Rx food. Think of foods as prescription drugs: Take the right doses at the right times in the right combinations. A good balanced ratio is anywhere between 30-40 percent protein, 20-30 percent fat, and 40-50 percent carbohydrates, depending on your activity level. Eyeball your plate to be sure these ratios are roughly right, and don’t fill up on too much of one kind of food. For most of us, eating adequate amounts of protein will be the biggest challenge. Some easy ways to do it: If you order a Caesar salad, have it with chicken. Or scoop out the soft inside of a bagel (it’s okay to have one once in a while) and replace it with cottage cheese. Craving a milkshake? Mix in some protein powder.
Rice cakes can be fattening. See “Banish the bagel.” Rice cakes have a dangerously high glycemic index (see fat/carb box).
Juice can be fattening.
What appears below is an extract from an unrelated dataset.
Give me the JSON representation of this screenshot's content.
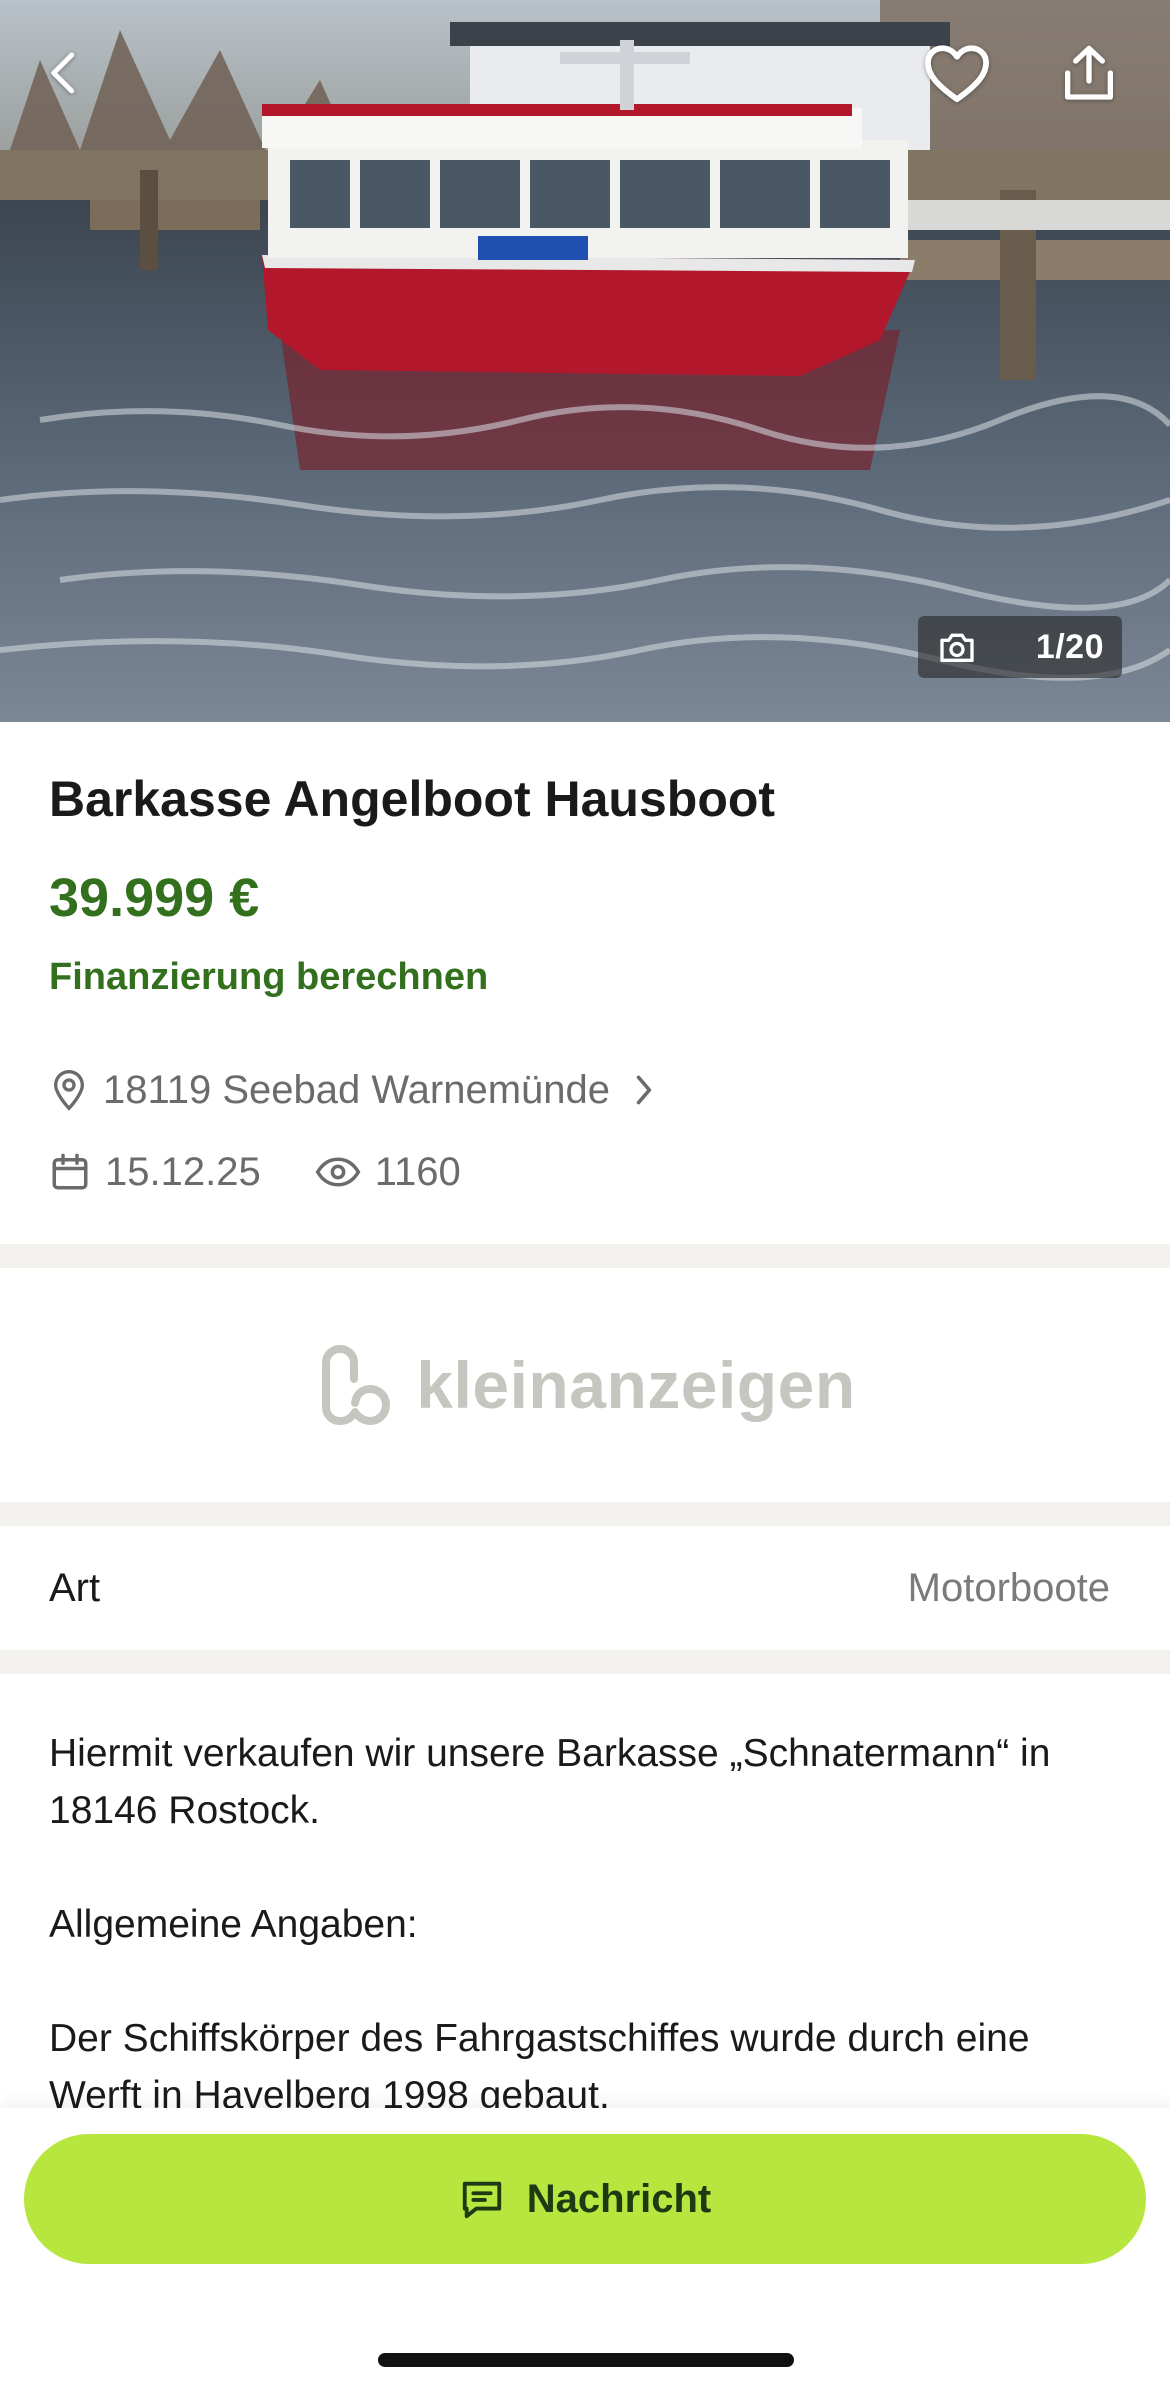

See “Banish the bagel.” Juicing gets rid of a fruit’s fiber, leaving behind only the insulin-boosting simple sugars.
The fat/carb connection. Dieters used to counting fat grams may soon be rating a food’s glycemic index (GI) instead. Nutritionists have named excess insulin the new archenemy, and a food’s GI will indicate how much insulin it will release. “Good” carbohydrates (such as lentils, apples, yogurt, and peanuts) rate low: they break down slowly, causing a balanced release of insulin. High-glycemic foods (like sugars, potatoes, and bread) are absorbed almost immediately, producing a surge of insulin, which can make the body extremely proficient at storing fat and equally sluggish at burning it. Moderate insulin producers include pasta, orange juice, and potato chips.